Prof Nigel Browning, Chair of Electron Microscopy in the School of Engineering at the University of Liverpool, will lead RUEDI. He said: “This announcement is excellent news for the University of Liverpool, for the North West region and for the UK scientific community.

“RUEDI is the first facility to allow the evolution of structural changes in materials to be observed and determined through time-resolved experiments, rather than by static structure.

“This ground breaking capability will help researchers develop the new technologies and solutions needed to address some of the most pressing challenges of our time.”

In addition, £58.8m has been assigned to the Electron Ion Collider (EIC), a UK-US collaboration to develop new detector and accelerator infrastructure to address fundamental questions on the nature of matter.

Once built, the EIC will be installed at the Electron-Ion Collider (EIC), a major new particle accelerator facility at the Brookhaven National Laboratory in New York in the United States.

The technology will be built at STFC’s Daresbury Laboratory in Daresbury and STFC’s Rutherford Appleton Laboratory in Oxfordshire, alongside a consortium of universities including Birmingham, Brunel, Glasgow, Lancaster, Liverpool, Oxford, York as well as the Cockcroft Institute.

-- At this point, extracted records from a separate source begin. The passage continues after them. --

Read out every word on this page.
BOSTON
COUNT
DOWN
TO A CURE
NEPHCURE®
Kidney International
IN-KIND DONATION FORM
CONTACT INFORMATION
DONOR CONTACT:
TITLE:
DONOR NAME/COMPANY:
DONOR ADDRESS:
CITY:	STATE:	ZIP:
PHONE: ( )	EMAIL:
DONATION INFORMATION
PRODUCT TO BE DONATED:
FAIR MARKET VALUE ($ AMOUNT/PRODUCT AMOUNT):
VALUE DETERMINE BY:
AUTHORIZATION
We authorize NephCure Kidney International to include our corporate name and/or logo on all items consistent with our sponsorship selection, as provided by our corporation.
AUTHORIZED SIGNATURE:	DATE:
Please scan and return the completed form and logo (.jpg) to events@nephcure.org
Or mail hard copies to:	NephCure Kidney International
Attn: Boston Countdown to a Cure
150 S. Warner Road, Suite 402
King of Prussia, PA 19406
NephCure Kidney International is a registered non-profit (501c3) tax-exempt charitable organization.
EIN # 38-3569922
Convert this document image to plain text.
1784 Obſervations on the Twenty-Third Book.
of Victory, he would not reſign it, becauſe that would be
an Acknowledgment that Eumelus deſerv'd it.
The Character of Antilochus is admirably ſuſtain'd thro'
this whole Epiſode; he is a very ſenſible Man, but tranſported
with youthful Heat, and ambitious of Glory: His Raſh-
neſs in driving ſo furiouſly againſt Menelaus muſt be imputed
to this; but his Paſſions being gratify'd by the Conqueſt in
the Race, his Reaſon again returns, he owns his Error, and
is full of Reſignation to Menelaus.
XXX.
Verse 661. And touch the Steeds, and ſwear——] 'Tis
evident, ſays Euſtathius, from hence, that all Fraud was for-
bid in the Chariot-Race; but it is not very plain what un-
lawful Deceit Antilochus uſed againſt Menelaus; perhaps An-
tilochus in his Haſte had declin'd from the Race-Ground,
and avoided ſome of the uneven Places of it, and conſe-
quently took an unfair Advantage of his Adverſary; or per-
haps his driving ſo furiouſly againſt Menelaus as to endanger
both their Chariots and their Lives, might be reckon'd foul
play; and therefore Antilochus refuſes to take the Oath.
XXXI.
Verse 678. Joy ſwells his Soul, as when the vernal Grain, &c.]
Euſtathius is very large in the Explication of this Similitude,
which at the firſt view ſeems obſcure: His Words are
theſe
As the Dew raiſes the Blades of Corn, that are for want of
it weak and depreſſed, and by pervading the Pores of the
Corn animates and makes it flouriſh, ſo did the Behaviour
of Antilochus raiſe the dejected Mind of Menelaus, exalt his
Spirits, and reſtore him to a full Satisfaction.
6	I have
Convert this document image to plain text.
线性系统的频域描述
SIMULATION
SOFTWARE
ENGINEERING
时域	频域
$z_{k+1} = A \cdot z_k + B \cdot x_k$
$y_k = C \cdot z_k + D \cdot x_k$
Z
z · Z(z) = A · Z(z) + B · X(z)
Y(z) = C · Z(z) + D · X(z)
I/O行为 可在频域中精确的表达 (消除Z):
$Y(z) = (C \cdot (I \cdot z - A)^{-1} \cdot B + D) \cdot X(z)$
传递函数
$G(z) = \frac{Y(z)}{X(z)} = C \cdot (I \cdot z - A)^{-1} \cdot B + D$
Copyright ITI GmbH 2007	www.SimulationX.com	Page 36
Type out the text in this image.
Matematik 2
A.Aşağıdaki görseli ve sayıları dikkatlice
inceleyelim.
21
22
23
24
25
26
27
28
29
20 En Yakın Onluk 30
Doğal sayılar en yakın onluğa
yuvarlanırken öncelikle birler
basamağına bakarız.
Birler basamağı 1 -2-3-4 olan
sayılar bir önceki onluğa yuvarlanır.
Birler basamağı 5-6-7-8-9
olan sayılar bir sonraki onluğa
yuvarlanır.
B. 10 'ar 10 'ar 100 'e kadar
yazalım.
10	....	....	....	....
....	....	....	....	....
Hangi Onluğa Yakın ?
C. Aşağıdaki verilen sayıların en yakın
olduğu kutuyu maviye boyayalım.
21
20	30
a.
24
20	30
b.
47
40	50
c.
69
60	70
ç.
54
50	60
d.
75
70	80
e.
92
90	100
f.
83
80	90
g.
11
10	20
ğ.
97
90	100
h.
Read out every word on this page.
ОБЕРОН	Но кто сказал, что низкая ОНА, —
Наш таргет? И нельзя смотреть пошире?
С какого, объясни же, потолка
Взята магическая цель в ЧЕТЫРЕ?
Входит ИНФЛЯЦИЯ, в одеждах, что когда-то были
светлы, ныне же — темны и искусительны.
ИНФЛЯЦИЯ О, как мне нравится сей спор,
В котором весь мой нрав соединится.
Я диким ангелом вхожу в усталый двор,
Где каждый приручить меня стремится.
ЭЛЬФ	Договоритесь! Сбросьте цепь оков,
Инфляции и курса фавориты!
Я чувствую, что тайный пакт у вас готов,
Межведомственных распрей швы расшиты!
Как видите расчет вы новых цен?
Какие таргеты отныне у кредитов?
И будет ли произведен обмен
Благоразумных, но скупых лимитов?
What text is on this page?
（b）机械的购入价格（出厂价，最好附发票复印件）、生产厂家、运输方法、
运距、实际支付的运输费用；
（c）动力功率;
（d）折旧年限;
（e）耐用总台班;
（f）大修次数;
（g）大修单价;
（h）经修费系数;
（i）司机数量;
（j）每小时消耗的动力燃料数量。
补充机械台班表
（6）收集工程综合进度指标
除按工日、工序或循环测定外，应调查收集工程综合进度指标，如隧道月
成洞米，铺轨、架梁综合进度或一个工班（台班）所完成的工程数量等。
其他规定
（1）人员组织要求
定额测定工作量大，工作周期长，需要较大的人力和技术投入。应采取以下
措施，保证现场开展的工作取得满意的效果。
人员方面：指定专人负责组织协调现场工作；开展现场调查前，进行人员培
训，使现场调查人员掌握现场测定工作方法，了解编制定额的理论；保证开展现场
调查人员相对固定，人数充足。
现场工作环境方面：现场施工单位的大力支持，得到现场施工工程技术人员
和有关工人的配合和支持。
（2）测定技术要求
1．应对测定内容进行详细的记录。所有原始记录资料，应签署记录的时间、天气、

Prof Mark Thomson, Executive Chair for STFC, and Infrastructure Champion for UKRI, said: “Through these investments UKRI continues to equip the research and innovation community with the tools it needs to explore and develop the science and technologies needed for the coming decades.

“From improving our understanding of the structure of matter itself to digitising the country’s collections of natural specimens, these projects will strengthen the UK community’s quest for discovery and innovative applications.”

He added: “The long term nature of this investment also helps to maintain the UK’s key position on the world stage of research and innovation for the future.

“On a personal level, I am particularly pleased that today’s announcement will strengthen the UK’s collaboration with the US Department of Energy, in the development and delivery of a major new scientific facility.”